Выбрать главу

Он это понимал и все же, как и во время того фатального ужина, вновь почувствовал жгучее желание сорвать защитную маску, эту восточную кожуру, чтобы взять себе древнее, христианское имя, из тех, какие навлекали опасность и преследовались беспощадной судьбой: Пьетер, Зеф, Гьорг.

И, как и тогда, он повторил про себя: Марк Ура, Гьорг Ура, а перо при этом продолжал держать в руке, словно сомневаясь, стоит ли поставить свою подпись или нет в древней «Хронике».

Всю следующую неделю Марк-Алем возвращался домой поздно. Султан потребовал предоставить подробный доклад о сне и сновидениях в масштабах всей империи. Все отделы Табира работали сверхурочно. Генеральный директор снова оказался болен, и Марк-Алему нужно было самостоятельно составить окончательный текст доклада.

Время от времени голова его наливалась тяжестью над рабочим столом. Иногда он с удивлением смотрел на им самим же исписанные листы, словно не узнавая. Перед ним был кошмарный сон одной из величайших империй мира. Сорок с лишним народов, все религии, почти все человеческие расы. Если бы понадобился доклад во всемирном масштабе, и то едва ли что-то важное добавил бы сон остальной части человечества. По сути, это был сон почти всей планеты, тот ужасный мрак без конца и без края, из бездны которого Марк-Алему удавалось извлекать крупицы истины. Бог сна древних греков, Гипнос, знал не больше, чем он, о снах и сновидениях.

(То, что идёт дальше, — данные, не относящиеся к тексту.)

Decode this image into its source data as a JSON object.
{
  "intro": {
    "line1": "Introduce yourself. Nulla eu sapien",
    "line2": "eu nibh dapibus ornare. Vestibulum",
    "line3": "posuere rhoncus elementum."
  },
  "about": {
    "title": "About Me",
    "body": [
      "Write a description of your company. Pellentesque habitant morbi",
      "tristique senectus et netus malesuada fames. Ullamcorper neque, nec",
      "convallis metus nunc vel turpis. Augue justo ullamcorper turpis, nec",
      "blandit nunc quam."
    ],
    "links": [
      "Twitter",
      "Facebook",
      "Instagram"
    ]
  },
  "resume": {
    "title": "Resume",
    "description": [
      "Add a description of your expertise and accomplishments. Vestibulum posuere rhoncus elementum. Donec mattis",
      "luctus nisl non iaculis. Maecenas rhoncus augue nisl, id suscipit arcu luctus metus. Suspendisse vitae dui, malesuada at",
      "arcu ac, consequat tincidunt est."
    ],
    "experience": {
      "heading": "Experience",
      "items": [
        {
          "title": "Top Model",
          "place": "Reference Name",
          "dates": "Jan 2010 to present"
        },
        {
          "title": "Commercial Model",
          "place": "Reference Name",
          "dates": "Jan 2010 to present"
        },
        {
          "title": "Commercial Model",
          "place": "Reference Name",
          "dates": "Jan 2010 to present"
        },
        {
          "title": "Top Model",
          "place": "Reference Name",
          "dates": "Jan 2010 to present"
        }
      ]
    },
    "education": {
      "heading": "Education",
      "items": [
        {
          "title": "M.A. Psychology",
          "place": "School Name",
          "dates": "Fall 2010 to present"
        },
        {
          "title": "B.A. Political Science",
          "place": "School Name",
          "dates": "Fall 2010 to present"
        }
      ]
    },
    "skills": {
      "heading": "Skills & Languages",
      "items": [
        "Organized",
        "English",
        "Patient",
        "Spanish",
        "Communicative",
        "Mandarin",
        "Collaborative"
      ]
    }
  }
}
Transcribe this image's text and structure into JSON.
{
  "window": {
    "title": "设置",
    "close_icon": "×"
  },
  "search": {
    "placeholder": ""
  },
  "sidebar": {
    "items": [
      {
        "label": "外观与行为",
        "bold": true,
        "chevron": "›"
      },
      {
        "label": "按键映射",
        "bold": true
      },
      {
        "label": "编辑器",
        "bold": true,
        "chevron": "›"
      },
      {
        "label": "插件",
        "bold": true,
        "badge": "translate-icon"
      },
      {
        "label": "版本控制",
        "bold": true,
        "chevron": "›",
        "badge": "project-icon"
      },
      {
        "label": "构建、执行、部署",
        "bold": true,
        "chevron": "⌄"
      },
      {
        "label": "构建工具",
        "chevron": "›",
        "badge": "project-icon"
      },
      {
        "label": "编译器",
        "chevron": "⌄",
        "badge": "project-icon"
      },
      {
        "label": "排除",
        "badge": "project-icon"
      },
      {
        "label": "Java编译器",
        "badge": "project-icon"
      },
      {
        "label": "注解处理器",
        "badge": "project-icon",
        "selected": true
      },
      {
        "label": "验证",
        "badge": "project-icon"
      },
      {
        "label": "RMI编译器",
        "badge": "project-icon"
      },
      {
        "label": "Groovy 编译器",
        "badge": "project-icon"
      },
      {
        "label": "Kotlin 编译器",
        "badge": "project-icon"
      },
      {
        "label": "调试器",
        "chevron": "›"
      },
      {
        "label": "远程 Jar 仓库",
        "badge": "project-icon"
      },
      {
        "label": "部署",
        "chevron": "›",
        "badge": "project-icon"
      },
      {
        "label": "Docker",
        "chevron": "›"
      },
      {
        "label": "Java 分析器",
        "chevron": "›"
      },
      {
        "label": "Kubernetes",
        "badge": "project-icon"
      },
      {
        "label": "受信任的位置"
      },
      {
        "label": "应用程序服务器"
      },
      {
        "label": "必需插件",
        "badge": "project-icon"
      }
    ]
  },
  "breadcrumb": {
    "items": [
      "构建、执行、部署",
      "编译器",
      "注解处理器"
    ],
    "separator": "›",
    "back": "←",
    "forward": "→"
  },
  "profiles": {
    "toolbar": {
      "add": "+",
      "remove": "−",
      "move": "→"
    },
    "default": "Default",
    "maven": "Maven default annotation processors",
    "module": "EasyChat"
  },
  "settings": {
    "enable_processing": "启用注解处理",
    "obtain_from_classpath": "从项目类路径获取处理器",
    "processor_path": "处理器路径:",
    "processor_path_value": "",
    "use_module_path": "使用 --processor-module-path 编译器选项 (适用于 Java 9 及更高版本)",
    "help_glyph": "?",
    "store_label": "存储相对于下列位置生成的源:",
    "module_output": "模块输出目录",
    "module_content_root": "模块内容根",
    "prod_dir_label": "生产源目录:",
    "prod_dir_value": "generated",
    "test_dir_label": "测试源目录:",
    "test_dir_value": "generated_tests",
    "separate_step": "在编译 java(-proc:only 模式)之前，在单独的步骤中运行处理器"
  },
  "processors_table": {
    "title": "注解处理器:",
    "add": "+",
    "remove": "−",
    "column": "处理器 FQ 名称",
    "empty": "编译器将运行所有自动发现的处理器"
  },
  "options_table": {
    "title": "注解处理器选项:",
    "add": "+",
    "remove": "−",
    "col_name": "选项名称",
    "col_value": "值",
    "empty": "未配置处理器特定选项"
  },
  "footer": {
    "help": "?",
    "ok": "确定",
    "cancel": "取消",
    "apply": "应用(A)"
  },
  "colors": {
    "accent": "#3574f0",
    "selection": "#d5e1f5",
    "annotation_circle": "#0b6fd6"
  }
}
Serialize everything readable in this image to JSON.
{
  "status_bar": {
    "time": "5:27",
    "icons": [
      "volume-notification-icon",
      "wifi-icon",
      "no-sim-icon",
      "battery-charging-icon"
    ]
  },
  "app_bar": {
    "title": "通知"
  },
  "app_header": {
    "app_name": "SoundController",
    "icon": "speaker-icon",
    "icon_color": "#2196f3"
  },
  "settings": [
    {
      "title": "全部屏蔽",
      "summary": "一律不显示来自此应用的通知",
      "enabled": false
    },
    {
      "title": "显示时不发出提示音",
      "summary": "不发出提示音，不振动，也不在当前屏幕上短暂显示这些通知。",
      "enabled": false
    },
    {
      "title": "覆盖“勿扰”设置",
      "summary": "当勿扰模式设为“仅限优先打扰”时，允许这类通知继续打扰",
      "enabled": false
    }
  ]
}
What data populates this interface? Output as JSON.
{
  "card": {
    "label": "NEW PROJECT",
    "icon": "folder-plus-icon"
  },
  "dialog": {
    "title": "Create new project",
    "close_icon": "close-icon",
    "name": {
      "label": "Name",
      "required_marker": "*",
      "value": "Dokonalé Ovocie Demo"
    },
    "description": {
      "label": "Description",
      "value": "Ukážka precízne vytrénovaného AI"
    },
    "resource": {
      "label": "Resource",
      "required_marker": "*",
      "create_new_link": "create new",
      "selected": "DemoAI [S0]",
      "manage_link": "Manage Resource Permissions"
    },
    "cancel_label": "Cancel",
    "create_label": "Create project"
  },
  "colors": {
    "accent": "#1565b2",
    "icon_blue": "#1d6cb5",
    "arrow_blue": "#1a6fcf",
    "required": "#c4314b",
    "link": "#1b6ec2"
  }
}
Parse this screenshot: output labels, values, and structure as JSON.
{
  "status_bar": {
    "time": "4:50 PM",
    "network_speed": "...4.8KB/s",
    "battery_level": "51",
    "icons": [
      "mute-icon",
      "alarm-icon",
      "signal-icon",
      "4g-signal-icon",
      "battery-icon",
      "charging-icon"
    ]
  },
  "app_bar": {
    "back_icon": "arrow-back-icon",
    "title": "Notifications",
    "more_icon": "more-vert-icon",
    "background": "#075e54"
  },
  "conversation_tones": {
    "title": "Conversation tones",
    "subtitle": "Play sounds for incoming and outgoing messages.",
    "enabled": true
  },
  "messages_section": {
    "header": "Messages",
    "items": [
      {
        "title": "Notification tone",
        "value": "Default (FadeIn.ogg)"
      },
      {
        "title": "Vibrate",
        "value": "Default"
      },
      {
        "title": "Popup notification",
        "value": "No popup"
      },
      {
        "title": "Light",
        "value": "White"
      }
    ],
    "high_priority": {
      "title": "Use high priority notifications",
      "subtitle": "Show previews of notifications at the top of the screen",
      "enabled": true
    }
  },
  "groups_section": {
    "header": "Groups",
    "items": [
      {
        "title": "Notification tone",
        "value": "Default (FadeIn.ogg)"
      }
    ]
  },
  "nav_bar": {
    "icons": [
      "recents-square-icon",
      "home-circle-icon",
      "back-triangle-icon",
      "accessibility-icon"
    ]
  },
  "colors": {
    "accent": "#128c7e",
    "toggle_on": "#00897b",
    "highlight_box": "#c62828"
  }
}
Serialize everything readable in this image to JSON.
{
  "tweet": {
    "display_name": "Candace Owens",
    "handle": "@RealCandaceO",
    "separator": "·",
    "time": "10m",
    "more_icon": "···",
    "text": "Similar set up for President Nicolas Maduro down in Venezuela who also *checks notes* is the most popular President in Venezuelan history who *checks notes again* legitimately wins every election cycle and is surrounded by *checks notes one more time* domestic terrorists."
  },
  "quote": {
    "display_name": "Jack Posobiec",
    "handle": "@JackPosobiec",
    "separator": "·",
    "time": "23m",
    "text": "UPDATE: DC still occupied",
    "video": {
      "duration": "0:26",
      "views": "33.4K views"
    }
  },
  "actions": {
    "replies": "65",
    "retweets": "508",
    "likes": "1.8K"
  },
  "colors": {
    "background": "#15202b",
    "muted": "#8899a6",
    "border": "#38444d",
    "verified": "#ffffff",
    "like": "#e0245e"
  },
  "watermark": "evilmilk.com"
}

Был вечер в конце марта, когда он закончил наконец доклад. Он отдал его в переписку и, ощутив некоторое облегчение, забрался в карету, чтобы отправиться домой. В карете он сидел обычно в глубине, в тени, где глаза любопытствующих, которых всегда было полным-полно на улицах, не могли его разглядеть. Так он сел и в этот раз, но, проехав немного, почувствовал, что желание выглянуть в окно было сильнее, чем когда-либо. Что то такое там, снаружи, неудержимо манило его. В конце концов, вопреки обыкновению, он наклонился к окну и сквозь легкий туман, оставленный на стекле его дыханием, увидел, что они проезжают вдоль Центрального парка. Распустились цветы миндаля, с грустью подумал он. Ему захотелось откинуться назад, в глубину кареты, как делал всегда, когда его что-то привлекало снаружи, но не смог пошевелиться. Прекрасная погода, тепло солнечных лучей, аисты и любовь, он знал, что все это рядом, в двух шагах от него, но делал вид, что не замечает их, из опасения, как бы они не вырвали его из магической власти Дворца Сновидений. Ему казалось, что он спрятался там именно затем, чтобы защититься, и в тот момент, когда жизни удастся выманить его из этого убежища, то есть в момент предательства, морок развеется, и именно тогда они придут его забрать, когда враждебный ветер подует в сторону Кюприлиу, в конце такого же вечера, как тогда Курта, может быть только с меньшим шумом, чтобы отправить его туда, откуда никто больше не возвращался.

Все эти мысли промелькнули у него в голове, но он не отодвинулся от окна. Ветку цветущего миндаля — вот что я закажу прямо сейчас резчику для своей собственной могилы, подумал он. И хотя он вытер ладонью запотевшее стекло, взгляд его остался по-прежнему туманным, все блестело и искажалось. Тогда он понял, что в глазах у него стоят слезы.